Third Place Essay: "Goggles"
by Rebecca Yaël Schorr '93
What purpose do a pair of goggles have if they have never seen the inside of a pool or been submerged in the ocean? Squirreled away in the upper-left drawer of my father’s imposing antique desk for over 20 years sits a blue pair of unused plastic goggles that my mother cannot bring herself to discard. Those goggles saved my brother’s life.
With kindergarten drawing to a close, it was time for Zack to learn how to swim. Before his first swimming lesson, my mother took him to buy some swim goggles. Zack tried on a pair. When he declared that he couldn’t see out of his left eye, my mother assumed that the goggles were too tight, cutting off his vision. She selected a blue pair—the pair that would remain tucked away for years.
Zack tried on this second pair and exclaimed, “It’s not the goggles. It’s my eye. I haven’t been able to see for a long time.” Frazzled, my mother grabbed my brother by the neck, took the goggles to the cash register, threw some money on the counter, and drove directly to the doctor.
We learned a new word that day in June: retinoblastoma, cancer of the retina. The eye exam my brother had passed at the start of the school year gave no indication of the tumor that would ravage his retina and rapidly steal his sight. Just two weeks later, it was all over. Zack’s eye had been removed and would be replaced with a prosthetic eye following a six-week healing period.
Why had he not told anyone when he began to lose his sight?
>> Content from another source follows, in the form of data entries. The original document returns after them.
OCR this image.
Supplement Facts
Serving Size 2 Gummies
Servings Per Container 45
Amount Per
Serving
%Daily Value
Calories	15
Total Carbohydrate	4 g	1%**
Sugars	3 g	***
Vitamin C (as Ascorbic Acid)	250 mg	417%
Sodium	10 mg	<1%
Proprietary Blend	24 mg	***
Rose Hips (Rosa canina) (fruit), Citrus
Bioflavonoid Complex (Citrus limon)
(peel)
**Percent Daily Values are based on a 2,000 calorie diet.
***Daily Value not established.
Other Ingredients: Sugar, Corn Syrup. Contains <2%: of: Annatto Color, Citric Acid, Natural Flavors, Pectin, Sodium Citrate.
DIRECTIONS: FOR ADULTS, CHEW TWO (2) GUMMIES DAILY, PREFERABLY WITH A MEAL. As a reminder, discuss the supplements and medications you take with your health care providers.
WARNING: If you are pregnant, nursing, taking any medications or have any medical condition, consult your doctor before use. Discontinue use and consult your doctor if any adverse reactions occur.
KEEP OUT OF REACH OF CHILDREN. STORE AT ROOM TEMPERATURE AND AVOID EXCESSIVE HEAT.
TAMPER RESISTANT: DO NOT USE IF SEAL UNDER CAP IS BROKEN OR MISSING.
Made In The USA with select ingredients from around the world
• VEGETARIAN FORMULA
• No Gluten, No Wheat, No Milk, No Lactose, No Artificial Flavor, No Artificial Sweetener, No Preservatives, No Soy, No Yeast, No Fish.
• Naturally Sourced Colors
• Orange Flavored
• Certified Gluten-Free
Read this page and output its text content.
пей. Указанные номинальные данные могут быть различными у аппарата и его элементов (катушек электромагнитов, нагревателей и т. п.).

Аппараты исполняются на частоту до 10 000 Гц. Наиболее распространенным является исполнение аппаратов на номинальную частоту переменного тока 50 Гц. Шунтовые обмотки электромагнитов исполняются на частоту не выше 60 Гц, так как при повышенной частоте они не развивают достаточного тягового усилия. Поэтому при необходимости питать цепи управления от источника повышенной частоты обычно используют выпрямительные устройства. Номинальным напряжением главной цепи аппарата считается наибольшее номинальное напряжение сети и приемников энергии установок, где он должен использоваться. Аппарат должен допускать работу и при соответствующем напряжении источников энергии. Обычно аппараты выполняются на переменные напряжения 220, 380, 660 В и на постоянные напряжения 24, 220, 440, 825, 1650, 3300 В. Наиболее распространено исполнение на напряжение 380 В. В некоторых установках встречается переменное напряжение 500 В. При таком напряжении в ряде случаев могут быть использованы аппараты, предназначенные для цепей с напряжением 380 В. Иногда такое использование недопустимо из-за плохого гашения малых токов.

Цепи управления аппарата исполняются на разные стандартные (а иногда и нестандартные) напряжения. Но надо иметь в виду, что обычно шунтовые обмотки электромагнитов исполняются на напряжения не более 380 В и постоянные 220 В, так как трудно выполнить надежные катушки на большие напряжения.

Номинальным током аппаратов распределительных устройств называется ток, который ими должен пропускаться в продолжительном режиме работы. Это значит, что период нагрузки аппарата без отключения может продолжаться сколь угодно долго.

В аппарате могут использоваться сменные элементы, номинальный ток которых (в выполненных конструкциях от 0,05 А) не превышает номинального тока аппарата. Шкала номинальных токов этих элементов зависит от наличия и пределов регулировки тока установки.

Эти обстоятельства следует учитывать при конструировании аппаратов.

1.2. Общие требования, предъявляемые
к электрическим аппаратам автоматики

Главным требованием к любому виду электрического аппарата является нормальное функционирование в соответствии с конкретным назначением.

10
When asked, Zack responded, “I’ve never been six before. I just thought it was something that happened when you turned six.”
It is not hyperbolic to say that my brother’s life was saved by a pair of goggles. It is quite possible that if it were not for those goggles, the cancer would not have been discovered until it had left the eye socket and traveled up the optic nerve to his brain.
To the best of my knowledge, the goggles’ sole journey was from the sporting goods store to my father’s desk drawer by way of my mom’s purse. Superstitious by nature, my mom would have kept the goggles in the immediacy of the crisis out of the fear that throwing them away might bring catastrophe. Once things settled down . . . well, she would have kept them for the very same reason. To discard them simply because Zack had survived would be tantamount to inviting the Evil Eye to pay another visit to our family. One visit, she would reason, was more than enough for a lifetime.